AMSTERDAM, The Netherlands - Akzo Nobel N.V. (AkzoNobel) announced its results for the first quarter of 2010, with improved volumes in most businesses underpinning revenue growth of 6 percent. Continued margin management and cost-reduction programs also contributed to EBITDA growth of 38 percent. The one-year rolling EBITDA margin reached 13.6 percent.
 
The Decorative Paints business got off to a good start in 2010, with revenue up 7 percent due to a 5 percent increase in volume. In higher growth markets, revenue growth was strong (Asia increased 30 percent), while revenue remained stable in the mature markets compared with the previous year. Synergies and restructuring benefits contributed to better results in the mature economies. The closure and integration of multiple sites across Europe is running according to plan. The EBITDA margin was 7.8 percent, an improvement of close to 3 percent compared with 2009, despite severe winter conditions in the Northern Hemisphere and a weak commercial-property market. In line with its strategy, Decorative Paints increased investments in advertising and promotion by 0.5 percent of sales to accelerate growth in key high-growth markets.
 
It was a strong first quarter for Performance Coatings, with revenue increasing 6 percent. After a difficult first quarter last year, with reduced volumes for most businesses, there has been a recovery in 2010, although most businesses are still below pre-recession levels. During the first quarter, volume recovery was evident in all businesses, with the exception of the late-cycle Marine and Protective Coatings business.
 
Specialty Chemicals showed improved demand in mature and high-growth markets. Revenue increased by 6 percent, with volumes up 15 percent.

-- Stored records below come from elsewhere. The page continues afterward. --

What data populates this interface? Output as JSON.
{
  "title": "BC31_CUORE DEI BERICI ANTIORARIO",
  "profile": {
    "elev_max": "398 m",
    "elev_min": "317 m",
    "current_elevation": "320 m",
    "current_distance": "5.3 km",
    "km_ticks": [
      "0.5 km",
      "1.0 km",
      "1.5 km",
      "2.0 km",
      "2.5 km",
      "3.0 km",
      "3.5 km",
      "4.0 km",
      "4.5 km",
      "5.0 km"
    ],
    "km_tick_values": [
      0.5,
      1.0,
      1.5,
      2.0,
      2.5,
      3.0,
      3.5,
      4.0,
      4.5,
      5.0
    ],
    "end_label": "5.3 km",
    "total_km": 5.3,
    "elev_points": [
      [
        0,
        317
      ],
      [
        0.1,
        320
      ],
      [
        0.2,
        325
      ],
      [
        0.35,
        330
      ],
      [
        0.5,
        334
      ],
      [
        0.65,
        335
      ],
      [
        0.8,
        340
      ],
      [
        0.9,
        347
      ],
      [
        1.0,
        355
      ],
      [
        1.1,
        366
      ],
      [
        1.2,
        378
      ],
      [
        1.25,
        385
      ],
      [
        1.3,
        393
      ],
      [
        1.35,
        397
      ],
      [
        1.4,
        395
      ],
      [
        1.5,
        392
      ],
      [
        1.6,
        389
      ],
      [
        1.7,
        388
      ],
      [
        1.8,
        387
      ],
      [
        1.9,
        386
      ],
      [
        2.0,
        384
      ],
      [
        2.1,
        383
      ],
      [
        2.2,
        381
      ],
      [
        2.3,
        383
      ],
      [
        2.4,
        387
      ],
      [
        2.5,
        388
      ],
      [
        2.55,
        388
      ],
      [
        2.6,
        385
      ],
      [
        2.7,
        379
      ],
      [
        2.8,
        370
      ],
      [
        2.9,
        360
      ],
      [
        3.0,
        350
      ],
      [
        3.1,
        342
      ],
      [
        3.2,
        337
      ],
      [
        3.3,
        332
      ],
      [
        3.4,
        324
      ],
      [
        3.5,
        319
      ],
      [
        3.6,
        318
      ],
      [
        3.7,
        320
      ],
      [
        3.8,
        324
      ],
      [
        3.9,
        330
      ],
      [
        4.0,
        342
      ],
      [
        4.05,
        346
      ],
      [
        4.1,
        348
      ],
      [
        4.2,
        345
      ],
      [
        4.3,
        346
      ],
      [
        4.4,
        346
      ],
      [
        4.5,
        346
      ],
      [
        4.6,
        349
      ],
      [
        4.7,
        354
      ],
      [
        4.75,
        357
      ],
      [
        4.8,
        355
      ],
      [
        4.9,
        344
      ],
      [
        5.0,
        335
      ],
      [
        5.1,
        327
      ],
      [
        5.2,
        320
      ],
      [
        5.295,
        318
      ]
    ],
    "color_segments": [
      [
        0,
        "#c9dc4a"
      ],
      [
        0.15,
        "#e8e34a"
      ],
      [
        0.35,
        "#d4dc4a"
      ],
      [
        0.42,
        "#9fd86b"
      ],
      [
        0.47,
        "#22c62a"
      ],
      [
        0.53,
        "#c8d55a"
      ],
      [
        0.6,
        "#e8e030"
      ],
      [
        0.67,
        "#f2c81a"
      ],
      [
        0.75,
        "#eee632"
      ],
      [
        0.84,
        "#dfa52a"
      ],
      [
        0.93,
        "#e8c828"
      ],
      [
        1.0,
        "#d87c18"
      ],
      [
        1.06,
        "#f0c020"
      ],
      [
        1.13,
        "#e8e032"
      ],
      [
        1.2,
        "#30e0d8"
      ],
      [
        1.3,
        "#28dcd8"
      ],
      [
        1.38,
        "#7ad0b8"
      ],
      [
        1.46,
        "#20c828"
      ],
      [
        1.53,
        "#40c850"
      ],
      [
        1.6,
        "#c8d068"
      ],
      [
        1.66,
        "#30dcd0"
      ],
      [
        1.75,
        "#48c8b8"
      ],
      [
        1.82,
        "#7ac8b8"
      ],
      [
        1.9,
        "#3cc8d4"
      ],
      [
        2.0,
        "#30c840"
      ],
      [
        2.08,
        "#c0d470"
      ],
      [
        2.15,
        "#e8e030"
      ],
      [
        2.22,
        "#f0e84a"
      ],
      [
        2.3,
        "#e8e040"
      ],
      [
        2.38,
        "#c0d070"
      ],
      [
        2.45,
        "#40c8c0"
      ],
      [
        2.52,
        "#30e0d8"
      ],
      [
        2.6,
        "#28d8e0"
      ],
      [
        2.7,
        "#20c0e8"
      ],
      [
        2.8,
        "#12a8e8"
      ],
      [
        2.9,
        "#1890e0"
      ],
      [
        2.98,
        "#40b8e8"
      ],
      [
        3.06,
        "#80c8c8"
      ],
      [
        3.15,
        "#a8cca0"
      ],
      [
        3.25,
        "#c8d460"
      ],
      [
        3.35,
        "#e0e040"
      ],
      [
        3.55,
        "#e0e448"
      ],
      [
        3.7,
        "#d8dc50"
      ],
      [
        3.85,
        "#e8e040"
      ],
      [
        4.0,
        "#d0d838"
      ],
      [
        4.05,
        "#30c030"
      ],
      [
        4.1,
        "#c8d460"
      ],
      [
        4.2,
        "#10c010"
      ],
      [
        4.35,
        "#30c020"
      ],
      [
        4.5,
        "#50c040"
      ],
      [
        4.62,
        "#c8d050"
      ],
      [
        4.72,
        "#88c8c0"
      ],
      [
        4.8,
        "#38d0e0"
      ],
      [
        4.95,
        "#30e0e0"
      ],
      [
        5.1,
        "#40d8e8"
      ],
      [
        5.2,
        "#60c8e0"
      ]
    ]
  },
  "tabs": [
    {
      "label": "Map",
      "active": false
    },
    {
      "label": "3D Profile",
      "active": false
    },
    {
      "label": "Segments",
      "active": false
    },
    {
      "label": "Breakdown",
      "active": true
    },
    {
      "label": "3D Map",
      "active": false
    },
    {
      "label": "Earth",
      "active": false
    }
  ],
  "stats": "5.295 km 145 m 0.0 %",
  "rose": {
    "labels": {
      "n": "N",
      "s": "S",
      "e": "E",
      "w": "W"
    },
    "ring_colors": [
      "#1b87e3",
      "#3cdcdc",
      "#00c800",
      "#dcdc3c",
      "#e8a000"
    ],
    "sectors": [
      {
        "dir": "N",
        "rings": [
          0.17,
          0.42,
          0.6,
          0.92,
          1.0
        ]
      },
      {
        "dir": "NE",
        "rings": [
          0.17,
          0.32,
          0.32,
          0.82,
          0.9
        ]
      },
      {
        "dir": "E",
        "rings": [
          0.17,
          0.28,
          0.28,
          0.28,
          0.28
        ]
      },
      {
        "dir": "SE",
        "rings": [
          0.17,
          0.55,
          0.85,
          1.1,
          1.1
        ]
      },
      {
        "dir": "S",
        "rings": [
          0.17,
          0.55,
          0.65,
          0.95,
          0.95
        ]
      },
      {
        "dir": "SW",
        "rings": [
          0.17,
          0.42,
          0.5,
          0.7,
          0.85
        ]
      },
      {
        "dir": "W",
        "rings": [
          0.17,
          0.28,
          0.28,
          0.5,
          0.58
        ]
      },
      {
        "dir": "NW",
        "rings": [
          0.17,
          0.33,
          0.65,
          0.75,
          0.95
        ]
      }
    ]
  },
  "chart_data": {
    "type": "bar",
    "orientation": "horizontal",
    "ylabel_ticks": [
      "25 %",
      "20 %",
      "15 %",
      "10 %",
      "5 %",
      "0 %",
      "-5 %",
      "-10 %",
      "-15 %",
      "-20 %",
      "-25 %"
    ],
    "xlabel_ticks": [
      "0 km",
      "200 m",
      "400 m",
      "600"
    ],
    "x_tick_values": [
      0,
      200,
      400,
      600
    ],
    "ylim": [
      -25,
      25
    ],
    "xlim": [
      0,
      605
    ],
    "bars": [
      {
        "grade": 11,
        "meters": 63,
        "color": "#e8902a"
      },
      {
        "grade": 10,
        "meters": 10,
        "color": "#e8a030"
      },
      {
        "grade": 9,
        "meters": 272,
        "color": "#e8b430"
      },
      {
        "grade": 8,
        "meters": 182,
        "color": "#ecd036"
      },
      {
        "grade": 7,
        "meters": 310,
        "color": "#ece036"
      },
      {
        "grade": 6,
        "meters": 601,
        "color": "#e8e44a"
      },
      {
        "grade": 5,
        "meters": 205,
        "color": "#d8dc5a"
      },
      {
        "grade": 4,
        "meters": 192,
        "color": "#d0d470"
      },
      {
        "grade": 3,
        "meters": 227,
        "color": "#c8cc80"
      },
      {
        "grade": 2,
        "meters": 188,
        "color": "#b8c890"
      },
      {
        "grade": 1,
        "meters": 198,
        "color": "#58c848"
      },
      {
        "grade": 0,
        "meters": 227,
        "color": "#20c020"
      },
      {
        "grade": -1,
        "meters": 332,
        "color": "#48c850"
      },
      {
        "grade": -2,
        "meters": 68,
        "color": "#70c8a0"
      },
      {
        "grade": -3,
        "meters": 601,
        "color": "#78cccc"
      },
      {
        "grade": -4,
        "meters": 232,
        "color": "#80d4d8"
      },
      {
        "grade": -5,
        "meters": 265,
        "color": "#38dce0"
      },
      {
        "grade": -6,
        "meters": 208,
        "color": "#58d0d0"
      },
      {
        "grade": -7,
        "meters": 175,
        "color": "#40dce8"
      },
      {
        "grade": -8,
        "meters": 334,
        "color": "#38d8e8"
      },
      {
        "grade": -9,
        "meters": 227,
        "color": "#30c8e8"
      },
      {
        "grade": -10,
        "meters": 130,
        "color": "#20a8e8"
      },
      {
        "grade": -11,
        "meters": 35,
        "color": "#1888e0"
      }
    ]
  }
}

EBITDA increased 37 percent to EUR 207 million, compared to EUR 151 million in 2009. EBITDA margin was 17.9 percent, compared to 13.8 percent in 2009. Strong results were most notable in the Functional Chemicals and Surface Chemistry divisions.
 
Overall margins improved during the quarter but declined from the levels of the fourth quarter of 2009. The higher growth markets displayed the most visible signs of recovery. All businesses benefited from margin management and cost reduction programs, resulting in an EBITDA of EUR 143 million, 36 percent higher than in the first quarter of 2009. The EBITDA margin was 13.6 percent, 3 percent ahead of the first quarter of 2009.
 
Commenting on the results, CEO Hans Wijers said, "We've had a good start to 2010, particularly in higher growth markets, where our performance was strong. While revenue growth across all AkzoNobel's businesses has been solid, our first-quarter performance compares with a particularly weak first quarter in 2009."
 
Wijers added, "We expect pressure from further raw material cost increases during the year and remain cautious about the strength of the recovery. AkzoNobel will continue to focus on customers, cost reduction and cash generation, but we will also prioritize investments and initiatives to ensure that the company is able to capture growth."
 
AkzoNobel has received renewed expressions of interest in National Starch, which has accordingly been reclassified as a discontinued operation.